5. One thing I cannot yet verify but am tracking
One item I keep seeing in my feed that does not yet have a Microsoft primary source. Including it here as a forward-looking signal, not as news.
Semantic data understanding in Dataverse, dated June 2, 2026. Multiple community posts (notably from Carsten Groth) describe a public preview of a semantic layer in Dataverse that automatically helps AI agents and Copilot interpret business data with richer context. If true, this would meaningfully change how custom agents ground in Dataverse without prompt-engineering the schema. I could not find a Microsoft blog post or Learn page confirming the feature or the date, so treat this as a watch-item until one appears. If you have early access, I would love to hear what you are seeing.

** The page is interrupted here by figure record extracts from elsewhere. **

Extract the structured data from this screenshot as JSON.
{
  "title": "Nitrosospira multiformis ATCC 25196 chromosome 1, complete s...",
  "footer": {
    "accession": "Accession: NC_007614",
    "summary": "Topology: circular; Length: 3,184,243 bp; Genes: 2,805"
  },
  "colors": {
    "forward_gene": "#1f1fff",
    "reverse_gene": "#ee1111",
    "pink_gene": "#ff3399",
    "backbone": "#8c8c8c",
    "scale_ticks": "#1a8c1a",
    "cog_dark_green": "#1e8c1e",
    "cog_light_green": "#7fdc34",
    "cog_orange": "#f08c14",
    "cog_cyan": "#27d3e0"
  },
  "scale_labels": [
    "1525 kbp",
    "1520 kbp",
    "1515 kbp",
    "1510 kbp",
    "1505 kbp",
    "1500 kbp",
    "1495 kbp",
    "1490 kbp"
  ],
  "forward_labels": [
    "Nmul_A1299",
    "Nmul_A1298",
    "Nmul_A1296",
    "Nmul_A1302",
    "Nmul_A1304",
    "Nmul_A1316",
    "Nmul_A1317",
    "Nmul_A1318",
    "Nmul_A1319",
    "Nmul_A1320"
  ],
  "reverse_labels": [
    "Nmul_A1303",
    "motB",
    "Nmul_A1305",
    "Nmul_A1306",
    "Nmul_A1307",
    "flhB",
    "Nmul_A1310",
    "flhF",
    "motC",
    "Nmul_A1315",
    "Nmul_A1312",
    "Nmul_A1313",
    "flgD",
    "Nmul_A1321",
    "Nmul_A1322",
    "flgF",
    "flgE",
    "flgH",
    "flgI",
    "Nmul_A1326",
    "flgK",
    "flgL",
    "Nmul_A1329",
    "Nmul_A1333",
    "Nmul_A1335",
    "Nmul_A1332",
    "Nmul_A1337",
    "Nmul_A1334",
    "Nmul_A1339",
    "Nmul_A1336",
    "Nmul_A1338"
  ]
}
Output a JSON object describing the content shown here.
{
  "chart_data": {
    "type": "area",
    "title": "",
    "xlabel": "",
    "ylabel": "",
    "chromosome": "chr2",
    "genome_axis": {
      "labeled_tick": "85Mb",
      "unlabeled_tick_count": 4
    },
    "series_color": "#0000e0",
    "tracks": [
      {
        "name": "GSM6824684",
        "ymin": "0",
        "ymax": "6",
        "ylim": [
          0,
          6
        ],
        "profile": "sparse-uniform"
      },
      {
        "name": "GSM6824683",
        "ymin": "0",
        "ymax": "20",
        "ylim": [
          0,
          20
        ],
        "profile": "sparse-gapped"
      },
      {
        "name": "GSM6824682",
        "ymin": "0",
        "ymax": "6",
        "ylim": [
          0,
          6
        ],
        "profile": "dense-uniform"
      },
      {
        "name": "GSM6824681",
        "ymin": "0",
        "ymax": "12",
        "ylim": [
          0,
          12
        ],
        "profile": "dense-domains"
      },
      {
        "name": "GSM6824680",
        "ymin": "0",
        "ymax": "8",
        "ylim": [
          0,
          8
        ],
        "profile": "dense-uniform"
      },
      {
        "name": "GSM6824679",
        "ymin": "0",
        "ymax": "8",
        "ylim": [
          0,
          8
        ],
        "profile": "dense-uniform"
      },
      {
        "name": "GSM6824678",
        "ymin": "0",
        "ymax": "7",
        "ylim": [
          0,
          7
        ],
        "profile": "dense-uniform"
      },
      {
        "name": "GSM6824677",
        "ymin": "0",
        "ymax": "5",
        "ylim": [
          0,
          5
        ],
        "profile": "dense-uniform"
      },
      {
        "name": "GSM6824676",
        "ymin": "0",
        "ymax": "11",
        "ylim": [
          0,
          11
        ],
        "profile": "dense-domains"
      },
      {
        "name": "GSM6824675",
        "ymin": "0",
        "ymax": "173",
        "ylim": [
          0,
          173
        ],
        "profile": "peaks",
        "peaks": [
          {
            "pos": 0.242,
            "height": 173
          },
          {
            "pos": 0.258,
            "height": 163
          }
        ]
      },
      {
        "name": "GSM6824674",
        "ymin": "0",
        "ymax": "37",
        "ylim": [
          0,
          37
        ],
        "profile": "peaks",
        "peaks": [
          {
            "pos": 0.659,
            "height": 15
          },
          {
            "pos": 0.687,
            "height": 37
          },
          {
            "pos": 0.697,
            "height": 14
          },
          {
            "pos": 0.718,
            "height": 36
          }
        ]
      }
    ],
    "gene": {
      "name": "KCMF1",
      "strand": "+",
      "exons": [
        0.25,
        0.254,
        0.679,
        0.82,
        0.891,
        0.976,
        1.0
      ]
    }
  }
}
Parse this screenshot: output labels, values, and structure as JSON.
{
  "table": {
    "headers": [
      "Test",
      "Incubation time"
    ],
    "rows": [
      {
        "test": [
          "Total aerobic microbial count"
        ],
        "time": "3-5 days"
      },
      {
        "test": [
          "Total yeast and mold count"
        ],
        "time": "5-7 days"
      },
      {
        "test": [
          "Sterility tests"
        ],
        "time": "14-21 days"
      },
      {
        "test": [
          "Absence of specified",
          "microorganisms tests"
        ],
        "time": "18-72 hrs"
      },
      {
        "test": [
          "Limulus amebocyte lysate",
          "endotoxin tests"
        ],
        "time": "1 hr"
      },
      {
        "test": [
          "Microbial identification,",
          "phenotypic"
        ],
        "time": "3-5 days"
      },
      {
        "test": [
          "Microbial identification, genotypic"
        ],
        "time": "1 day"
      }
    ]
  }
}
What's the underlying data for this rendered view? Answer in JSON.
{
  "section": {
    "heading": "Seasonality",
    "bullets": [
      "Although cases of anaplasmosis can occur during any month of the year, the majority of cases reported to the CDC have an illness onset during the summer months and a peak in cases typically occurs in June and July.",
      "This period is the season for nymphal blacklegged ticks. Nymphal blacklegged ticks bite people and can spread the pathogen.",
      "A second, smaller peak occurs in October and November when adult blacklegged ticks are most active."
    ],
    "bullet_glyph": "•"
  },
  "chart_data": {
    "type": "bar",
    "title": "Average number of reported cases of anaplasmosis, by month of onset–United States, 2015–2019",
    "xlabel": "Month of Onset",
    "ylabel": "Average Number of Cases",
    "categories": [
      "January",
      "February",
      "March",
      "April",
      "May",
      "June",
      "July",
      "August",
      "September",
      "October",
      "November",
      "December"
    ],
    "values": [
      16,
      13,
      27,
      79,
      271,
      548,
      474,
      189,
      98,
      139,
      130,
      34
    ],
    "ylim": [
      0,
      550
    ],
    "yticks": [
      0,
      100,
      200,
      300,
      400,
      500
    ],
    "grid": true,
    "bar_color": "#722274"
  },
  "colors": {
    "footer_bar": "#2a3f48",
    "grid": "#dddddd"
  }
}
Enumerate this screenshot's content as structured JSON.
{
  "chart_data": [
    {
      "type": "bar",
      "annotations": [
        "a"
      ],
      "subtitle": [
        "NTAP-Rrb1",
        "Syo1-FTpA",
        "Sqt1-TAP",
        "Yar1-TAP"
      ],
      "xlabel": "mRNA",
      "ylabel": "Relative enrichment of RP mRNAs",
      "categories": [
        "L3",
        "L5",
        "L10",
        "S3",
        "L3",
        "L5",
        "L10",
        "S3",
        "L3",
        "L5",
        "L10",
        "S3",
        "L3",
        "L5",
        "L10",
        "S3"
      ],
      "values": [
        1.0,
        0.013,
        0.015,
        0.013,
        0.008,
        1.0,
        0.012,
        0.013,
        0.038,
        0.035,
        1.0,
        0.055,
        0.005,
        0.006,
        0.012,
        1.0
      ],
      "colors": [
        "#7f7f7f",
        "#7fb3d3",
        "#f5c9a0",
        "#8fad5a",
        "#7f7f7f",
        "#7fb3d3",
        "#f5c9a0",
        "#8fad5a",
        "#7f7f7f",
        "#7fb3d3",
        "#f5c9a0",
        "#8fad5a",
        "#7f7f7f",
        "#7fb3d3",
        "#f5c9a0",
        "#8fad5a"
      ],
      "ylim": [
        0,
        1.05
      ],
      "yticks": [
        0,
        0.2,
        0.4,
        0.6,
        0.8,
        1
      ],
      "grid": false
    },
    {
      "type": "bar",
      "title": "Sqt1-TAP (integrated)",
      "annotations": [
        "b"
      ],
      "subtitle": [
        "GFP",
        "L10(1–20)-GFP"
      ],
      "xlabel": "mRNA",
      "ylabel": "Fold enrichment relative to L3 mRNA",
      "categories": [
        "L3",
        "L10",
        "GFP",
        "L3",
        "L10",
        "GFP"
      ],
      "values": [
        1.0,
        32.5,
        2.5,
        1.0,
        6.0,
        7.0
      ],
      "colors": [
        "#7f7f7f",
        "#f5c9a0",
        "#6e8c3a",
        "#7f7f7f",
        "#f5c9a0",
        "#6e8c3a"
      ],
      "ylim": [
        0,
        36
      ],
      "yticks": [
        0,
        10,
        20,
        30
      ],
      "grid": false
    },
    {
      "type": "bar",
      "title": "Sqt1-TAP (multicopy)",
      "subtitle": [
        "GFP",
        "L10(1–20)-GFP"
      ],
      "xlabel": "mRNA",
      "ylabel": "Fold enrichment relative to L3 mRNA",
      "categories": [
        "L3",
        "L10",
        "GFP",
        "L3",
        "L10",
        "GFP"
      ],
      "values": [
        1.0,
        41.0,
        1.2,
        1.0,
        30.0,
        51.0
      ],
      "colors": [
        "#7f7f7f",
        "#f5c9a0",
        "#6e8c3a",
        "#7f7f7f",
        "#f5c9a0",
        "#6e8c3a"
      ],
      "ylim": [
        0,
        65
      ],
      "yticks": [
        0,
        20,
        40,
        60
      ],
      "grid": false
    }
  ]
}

I will follow up in a future newsletter if and when a Microsoft primary source appears.
What every Power Platform developer and admin should action this week
- Admins: plan your move from classic DLP to ACP. Pick one environment group, build the equivalent ACP policy as an allowlist, and run it in parallel for a week before flipping ACP-only mode. Use the deprecated and internal action filter as a free audit of your tenant’s connector hygiene.
- Admins: inventory MCP servers behind your agents. ACP can now block them at the same level as any connector. List every MCP server your tenant calls, decide which ones belong in your governance posture, and set the policy. Do not let new MCP servers ship into production without an explicit allow.
- Developers and admins: move computer-using agent credentials off scripts and into Azure Key Vault. If you have CUAs running with hard-coded passwords or shared connection references, the Key Vault path is now native. Migrate one critical automation, validate the audit trail in session replay, and use that as the template for the rest.
- Developers: try the redesigned Copilot Studio agent editor preview in a sandbox. If your tenant has it, build one non-production agent end-to-end on the new surface. Do not rebuild production agents on a preview surface, but form an opinion before the formal release.